Hal tersebut dikatakan Wamenlu Yavuz Selim Kiran terkait berbagai konflik dan tragedi kemanusiaan yang akhir-akhir ini terjadi, dalam Konferensi Negara Anggota OKI untuk Mediasi kedua yang diselenggarakan di Istanbul, Turki, pada 29 November lalu.
“Dunia kita telah melihat banyak pertumpahan darah dan air mata. Peperangan di Suriah telah memasuki tahun ke delapan.
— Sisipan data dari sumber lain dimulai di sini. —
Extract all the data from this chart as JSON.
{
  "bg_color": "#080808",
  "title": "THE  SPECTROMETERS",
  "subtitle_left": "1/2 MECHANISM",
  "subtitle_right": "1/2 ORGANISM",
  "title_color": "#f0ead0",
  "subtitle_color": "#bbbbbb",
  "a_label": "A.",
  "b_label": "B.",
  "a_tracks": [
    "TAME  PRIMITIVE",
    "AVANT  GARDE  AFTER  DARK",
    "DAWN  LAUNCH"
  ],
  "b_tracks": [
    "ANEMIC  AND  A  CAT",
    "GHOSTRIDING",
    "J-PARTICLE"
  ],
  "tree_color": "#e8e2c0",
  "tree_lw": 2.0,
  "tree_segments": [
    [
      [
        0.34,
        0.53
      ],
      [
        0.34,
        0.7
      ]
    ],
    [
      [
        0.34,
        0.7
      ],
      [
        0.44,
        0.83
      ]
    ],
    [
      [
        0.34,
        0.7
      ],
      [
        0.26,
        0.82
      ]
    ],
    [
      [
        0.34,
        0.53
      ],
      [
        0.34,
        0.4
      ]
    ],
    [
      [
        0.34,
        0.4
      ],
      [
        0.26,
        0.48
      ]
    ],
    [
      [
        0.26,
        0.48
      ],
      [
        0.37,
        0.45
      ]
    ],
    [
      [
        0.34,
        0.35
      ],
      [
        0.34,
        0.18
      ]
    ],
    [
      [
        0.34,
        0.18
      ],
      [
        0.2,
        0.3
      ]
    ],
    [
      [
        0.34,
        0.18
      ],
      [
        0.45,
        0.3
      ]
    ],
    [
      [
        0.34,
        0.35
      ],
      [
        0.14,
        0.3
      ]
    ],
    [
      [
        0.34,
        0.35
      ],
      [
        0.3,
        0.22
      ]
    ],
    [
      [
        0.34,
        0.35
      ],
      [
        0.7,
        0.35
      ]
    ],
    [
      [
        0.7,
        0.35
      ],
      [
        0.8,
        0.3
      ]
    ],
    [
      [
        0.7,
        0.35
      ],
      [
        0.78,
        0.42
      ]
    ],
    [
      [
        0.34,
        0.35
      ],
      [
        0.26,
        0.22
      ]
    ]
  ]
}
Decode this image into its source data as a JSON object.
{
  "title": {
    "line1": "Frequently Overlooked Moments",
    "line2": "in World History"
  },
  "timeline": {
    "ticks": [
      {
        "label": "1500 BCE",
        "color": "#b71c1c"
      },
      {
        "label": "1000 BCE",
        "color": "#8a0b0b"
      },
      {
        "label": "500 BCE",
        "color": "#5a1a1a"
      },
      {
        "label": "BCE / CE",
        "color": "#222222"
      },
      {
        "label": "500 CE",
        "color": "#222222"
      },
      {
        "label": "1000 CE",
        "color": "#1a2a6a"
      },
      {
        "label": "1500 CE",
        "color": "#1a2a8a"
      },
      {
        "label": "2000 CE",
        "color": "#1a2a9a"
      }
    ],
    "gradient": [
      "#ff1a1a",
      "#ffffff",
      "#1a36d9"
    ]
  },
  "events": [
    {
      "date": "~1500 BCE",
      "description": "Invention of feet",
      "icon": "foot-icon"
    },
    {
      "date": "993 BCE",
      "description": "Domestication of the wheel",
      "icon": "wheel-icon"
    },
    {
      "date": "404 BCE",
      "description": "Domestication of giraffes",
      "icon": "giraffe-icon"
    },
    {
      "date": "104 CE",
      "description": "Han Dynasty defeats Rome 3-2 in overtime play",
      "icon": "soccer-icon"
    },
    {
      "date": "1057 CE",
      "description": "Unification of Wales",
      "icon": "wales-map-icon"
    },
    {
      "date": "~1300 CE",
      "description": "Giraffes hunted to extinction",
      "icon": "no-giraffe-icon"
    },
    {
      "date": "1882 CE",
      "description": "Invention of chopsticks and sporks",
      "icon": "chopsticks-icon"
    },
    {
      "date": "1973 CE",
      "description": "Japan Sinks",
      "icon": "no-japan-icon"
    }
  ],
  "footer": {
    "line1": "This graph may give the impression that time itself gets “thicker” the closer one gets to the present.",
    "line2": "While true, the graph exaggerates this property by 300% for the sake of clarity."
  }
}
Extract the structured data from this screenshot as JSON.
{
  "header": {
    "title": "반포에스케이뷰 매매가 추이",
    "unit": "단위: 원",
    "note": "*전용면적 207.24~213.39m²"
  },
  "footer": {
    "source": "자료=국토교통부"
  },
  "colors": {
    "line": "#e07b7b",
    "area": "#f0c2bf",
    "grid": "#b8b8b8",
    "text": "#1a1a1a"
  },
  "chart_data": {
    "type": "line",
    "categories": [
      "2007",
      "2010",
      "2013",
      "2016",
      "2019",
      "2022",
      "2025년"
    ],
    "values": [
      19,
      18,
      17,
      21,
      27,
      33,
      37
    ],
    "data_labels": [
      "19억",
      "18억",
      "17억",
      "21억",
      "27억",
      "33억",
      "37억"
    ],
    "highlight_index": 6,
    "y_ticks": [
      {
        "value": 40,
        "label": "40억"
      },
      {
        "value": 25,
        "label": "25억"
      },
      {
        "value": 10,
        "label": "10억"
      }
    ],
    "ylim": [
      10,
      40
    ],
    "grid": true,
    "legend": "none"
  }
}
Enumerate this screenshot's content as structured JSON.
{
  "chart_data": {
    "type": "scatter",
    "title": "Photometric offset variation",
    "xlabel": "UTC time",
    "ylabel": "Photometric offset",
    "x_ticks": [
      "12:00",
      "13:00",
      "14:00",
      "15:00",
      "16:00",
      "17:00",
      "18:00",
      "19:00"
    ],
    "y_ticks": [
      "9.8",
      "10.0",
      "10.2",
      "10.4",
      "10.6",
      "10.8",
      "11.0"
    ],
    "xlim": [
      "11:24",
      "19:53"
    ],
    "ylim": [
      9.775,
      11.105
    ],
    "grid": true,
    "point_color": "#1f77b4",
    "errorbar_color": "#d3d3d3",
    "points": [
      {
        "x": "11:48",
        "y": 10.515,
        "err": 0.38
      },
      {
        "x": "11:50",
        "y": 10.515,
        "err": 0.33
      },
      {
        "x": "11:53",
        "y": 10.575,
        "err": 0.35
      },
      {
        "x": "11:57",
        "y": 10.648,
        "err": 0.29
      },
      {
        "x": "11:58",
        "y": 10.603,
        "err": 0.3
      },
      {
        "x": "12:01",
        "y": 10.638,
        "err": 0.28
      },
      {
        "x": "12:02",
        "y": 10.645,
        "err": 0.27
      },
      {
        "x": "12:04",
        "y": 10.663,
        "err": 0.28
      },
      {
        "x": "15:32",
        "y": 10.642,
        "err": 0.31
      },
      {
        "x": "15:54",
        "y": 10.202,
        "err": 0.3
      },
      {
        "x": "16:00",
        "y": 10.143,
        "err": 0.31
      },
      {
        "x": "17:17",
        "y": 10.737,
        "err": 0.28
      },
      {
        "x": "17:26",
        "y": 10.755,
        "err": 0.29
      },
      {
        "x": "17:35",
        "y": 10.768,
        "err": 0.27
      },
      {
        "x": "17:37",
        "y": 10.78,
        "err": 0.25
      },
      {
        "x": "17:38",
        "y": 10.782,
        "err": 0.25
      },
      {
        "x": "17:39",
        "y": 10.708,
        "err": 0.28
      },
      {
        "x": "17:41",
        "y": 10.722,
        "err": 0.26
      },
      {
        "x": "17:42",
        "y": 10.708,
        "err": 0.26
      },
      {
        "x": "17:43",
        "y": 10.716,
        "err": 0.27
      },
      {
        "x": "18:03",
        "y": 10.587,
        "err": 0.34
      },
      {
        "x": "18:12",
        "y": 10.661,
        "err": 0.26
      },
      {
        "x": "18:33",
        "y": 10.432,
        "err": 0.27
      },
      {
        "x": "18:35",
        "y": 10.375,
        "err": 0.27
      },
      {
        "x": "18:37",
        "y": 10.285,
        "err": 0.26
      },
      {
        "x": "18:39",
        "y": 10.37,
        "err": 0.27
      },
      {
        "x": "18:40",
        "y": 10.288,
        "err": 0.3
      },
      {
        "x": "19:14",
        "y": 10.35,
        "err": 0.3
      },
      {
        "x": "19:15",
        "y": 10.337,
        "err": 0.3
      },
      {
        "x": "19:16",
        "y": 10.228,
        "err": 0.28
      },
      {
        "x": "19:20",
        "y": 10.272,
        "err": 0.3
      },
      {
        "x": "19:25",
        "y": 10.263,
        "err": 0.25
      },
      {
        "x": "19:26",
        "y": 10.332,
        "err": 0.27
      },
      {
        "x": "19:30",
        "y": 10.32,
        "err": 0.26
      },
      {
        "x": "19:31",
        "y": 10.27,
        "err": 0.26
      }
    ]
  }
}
Ribuan masyarakat kehilangan nyawanya, sementara jutaan lainnya terpaksa mengungsi,” kata Yavuz.
Ia juga mengatakan bahwa konflik di Yaman dan Afghanistan yang tak kunjung berakhir terus memakan korban. Tak hanya mengganggu kedamaian di negara-negara Islam tersebut, peperangan juga menyebabkan ketidakstabilan yang semakin jauh di kawasan.
“Fakta nyata bahwa dunia sedang mengalami jumlah orang yang terlantar secara paksa, sejak Perang Dunia kedua, menunjukkan bahwa kita harus bekerja lebih keras bersama,” katanya.
Ia menegaskan bahwa masyarakat dari negara anggota OKI harus memperkuat hubungan dan kepercayaan satu sama lain, agar tak ada keburukan atau niat jahat yang dapat merenggangkan kerjasama antar negara Islam itu.
“Buat baris lurus, berdiri bahu-membahu dan tutup celah yang ada, jangan tinggalkan ruang untuk setan,” katanya mengutip salah satu hadits Nabi Muhammad SAW.

Lebih lanjut, ia mengatakan bahwa konflik yang tengah terjadi di berbagai negara memang begitu pelik, dan mengharapkan krisis tersebut untuk dapat diselesaikan oleh pihak lain bukanlah harapan yang realistis.
Oleh karena itu, Yavuz meyakini bahwa negara-negara Islam harus bekerja keras untuk menyatukan suara dan objektif, karena hal itu dapat menjadi kunci untuk mempermudah proses penyelesaian konflik dan fokus pada potensi yang ada.
“Sangatlah menyedihkan ketika kita melihat komunitas Islam yang tampak hancur karena kemiskinan, terorisme dan konflik. Namun, seperti yang kita semua ketahui, cahaya naik dari timur,” pungkasnya.